Slickly directed and edited throughout, Levitt makes Jon’s life an impressively automated and rhythmic routine, constantly we find ourselves following him up to the stairs to church, seeing the same view of the cross before the camera pans across his family, sat in the same places each time. The level of circular repetition is like Groundhog Day, so predictable is Jon’s life, down to his weekly bouts of road rage. Done wrong this duplication becomes inordinately tedious, but Levitt grasps the concept expertly making it an effective way of exploring the way external changes impact Jon’s life as well as how he grows in stature from his discourteous beginnings.

Against the smart production the acting in Don Jon seems too over the top to be taken seriously. Jon’s family are the film’s worst offenders- his mother (Glenne Headly) a wailing banshee obsessed with Jon’s love life, father (Tony Danza) is a stereotypically hot headed Italian American and his sister (Brie Larson) fails to deviate from her smartphone. It’s only mature college classmate of Jon’s, Esther (Julianne Moore), who gives a convincing display bulked out with real sentiment and feeling that doesn’t sink into a stereotype.
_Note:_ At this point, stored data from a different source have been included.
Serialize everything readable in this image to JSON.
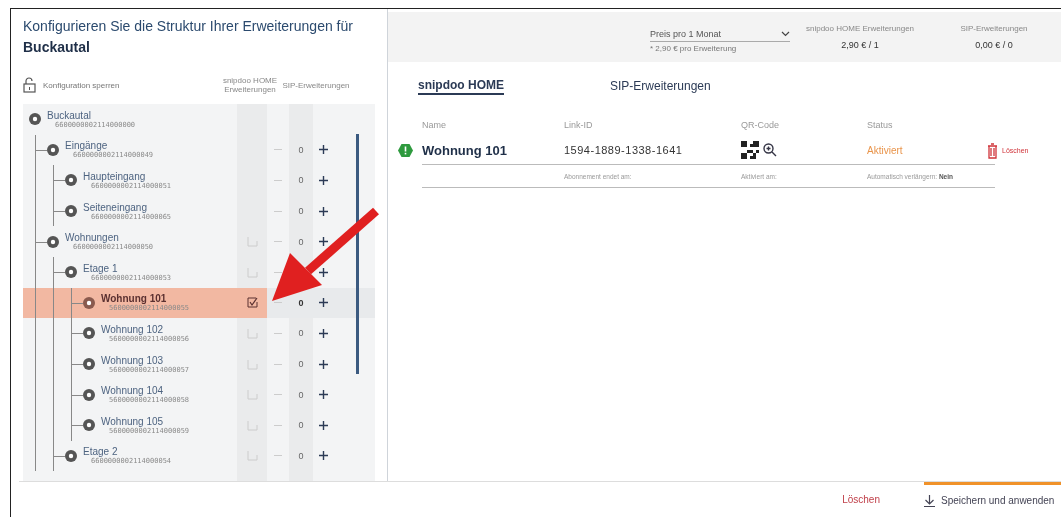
{
  "title": "Konfigurieren Sie die Struktur Ihrer Erweiterungen für",
  "title_bold": "Buckautal",
  "lock": {
    "label": "Konfiguration sperren"
  },
  "tree_columns": [
    "snipdoo HOME Erweiterungen",
    "SIP-Erweiterungen"
  ],
  "tree": [
    {
      "name": "Buckautal",
      "id": "6600000002114000000",
      "selected": false,
      "children": [
        {
          "name": "Eingänge",
          "id": "6600000002114000049",
          "count": "0",
          "selected": false,
          "children": [
            {
              "name": "Haupteingang",
              "id": "6600000002114000051",
              "count": "0",
              "selected": false
            },
            {
              "name": "Seiteneingang",
              "id": "6600000002114000065",
              "count": "0",
              "selected": false
            }
          ]
        },
        {
          "name": "Wohnungen",
          "id": "6600000002114000050",
          "checked": false,
          "count": "0",
          "selected": false,
          "children": [
            {
              "name": "Etage 1",
              "id": "6600000002114000053",
              "checked": false,
              "selected": false,
              "children": [
                {
                  "name": "Wohnung 101",
                  "id": "5600000002114000055",
                  "checked": true,
                  "count": "0",
                  "selected": true
                },
                {
                  "name": "Wohnung 102",
                  "id": "5600000002114000056",
                  "checked": false,
                  "count": "0",
                  "selected": false
                },
                {
                  "name": "Wohnung 103",
                  "id": "5600000002114000057",
                  "checked": false,
                  "count": "0",
                  "selected": false
                },
                {
                  "name": "Wohnung 104",
                  "id": "5600000002114000058",
                  "checked": false,
                  "count": "0",
                  "selected": false
                },
                {
                  "name": "Wohnung 105",
                  "id": "5600000002114000059",
                  "checked": false,
                  "count": "0",
                  "selected": false
                }
              ]
            },
            {
              "name": "Etage 2",
              "id": "6600000002114000054",
              "checked": false,
              "count": "0",
              "selected": false
            }
          ]
        }
      ]
    }
  ],
  "pricing": {
    "period": {
      "value": "Preis pro 1 Monat",
      "hint": "* 2,90 € pro Erweiterung"
    },
    "totals": [
      {
        "label": "snipdoo HOME Erweiterungen",
        "value": "2,90 € / 1"
      },
      {
        "label": "SIP-Erweiterungen",
        "value": "0,00 € / 0"
      }
    ]
  },
  "tabs": [
    {
      "label": "snipdoo HOME",
      "selected": true
    },
    {
      "label": "SIP-Erweiterungen",
      "selected": false
    }
  ],
  "table": {
    "columns": [
      "Name",
      "Link-ID",
      "QR-Code",
      "Status"
    ],
    "rows": [
      {
        "name": "Wohnung 101",
        "link_id": "1594-1889-1338-1641",
        "status": "Aktiviert",
        "delete": "Löschen",
        "ends": "Abonnement endet am:",
        "activated": "Aktiviert am:",
        "renew": "Automatisch verlängern: **Nein**"
      }
    ]
  },
  "footer": {
    "delete": "Löschen",
    "save": "Speichern und anwenden"
  }
}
The character’s may be caricatures of  reality but it works in the framework of Don Jon, the strong, evident personalities all fill a specific role in contemporary society. These roles are forcefully overplayed but they each drive home a point, the critical look at society’s dynamics works in the end, getting Levitt’s point across without any chance of being miscued. 
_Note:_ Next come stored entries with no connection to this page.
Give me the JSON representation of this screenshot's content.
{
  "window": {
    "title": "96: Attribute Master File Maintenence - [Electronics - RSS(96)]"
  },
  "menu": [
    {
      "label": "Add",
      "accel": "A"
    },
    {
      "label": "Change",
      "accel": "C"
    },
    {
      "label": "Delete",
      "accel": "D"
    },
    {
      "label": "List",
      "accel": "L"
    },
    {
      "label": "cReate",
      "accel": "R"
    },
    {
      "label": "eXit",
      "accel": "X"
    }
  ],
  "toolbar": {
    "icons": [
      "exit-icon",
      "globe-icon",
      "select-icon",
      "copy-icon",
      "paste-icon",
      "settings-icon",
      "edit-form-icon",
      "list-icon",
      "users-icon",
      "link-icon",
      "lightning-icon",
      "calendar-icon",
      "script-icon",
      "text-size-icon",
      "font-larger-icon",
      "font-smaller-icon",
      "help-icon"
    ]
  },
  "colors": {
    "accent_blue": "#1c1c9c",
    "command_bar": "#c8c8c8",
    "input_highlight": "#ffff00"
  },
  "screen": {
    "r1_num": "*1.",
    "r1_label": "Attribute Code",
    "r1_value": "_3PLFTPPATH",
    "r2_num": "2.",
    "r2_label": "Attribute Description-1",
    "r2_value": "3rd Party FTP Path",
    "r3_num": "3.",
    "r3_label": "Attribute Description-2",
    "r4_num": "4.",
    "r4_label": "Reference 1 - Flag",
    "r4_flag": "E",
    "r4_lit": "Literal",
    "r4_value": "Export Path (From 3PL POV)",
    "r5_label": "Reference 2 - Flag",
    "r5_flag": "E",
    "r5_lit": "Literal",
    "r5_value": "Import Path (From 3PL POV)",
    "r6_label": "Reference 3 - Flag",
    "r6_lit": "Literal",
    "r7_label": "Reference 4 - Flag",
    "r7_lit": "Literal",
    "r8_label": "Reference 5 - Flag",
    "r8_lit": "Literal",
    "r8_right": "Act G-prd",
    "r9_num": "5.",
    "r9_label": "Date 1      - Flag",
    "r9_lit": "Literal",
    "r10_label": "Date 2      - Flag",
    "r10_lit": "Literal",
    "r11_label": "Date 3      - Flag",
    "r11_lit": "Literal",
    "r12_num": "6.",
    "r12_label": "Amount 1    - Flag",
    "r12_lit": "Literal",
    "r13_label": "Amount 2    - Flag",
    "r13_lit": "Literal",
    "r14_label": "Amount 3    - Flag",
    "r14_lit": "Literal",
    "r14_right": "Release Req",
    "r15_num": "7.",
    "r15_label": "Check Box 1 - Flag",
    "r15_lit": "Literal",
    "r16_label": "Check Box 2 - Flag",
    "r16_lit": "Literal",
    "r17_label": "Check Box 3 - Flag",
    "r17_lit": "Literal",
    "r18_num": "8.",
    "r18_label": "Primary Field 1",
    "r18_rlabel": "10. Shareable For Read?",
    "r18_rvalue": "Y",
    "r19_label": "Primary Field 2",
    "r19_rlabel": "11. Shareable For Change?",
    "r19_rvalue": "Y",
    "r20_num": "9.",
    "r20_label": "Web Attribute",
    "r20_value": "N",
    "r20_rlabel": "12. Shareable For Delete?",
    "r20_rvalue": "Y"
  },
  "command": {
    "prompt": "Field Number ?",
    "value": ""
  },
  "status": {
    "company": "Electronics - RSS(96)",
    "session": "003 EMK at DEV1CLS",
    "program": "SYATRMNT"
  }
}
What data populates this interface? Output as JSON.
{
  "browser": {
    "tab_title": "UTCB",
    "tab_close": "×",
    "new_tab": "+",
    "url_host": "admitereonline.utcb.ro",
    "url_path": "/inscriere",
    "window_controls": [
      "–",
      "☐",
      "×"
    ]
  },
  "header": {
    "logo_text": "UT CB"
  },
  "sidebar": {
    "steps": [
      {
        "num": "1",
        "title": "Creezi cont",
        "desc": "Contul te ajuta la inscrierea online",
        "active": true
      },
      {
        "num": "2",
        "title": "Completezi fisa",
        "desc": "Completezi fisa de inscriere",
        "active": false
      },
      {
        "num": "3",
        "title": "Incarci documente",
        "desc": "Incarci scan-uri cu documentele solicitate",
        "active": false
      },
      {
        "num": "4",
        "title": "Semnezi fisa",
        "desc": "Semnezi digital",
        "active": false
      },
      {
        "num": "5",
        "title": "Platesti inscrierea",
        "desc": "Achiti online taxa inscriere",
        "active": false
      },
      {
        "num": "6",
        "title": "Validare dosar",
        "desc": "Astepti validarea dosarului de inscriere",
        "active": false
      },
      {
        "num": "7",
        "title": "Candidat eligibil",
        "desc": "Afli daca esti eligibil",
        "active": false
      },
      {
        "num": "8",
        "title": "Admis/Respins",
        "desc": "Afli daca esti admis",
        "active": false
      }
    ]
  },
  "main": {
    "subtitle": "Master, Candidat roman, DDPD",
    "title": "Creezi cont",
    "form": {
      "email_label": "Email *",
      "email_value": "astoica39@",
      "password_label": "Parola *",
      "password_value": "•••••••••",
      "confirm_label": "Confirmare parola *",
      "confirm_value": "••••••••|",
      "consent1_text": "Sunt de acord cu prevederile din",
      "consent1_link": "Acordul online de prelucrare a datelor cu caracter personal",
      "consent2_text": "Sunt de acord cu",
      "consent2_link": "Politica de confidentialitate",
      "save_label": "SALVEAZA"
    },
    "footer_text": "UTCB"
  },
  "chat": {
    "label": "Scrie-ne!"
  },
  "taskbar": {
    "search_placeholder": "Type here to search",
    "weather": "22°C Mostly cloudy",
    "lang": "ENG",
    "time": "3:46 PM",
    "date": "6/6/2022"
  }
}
The brash beginnings of Don Jon soon disappear, the censored sex scenes a testament to its middle of the road target, leaving an amusing, definitely not funny, and thought provoking film. Much like the Levitt starring 50/50, Don Jon is difficult to categorise, addressing a taboo issue, like the former’s cancer driven narrative, it’s daring filmmaking and the sort of social commentary that is often overlooked.

In the end Don Jon supplies a slightly wishy washy concluding point that doesn’t fill Levitt’s lofty ambitions. Only reading about Japan’s dwindling relationships or over-sexualised singers makes Don Jon a firmly relevant film showing Levitt has his finger firmly on the pulse along with a creative, clever mind for direction. Don Jon will do no damage to his career, only furthering his image as the all-round nice guy of Hollywood.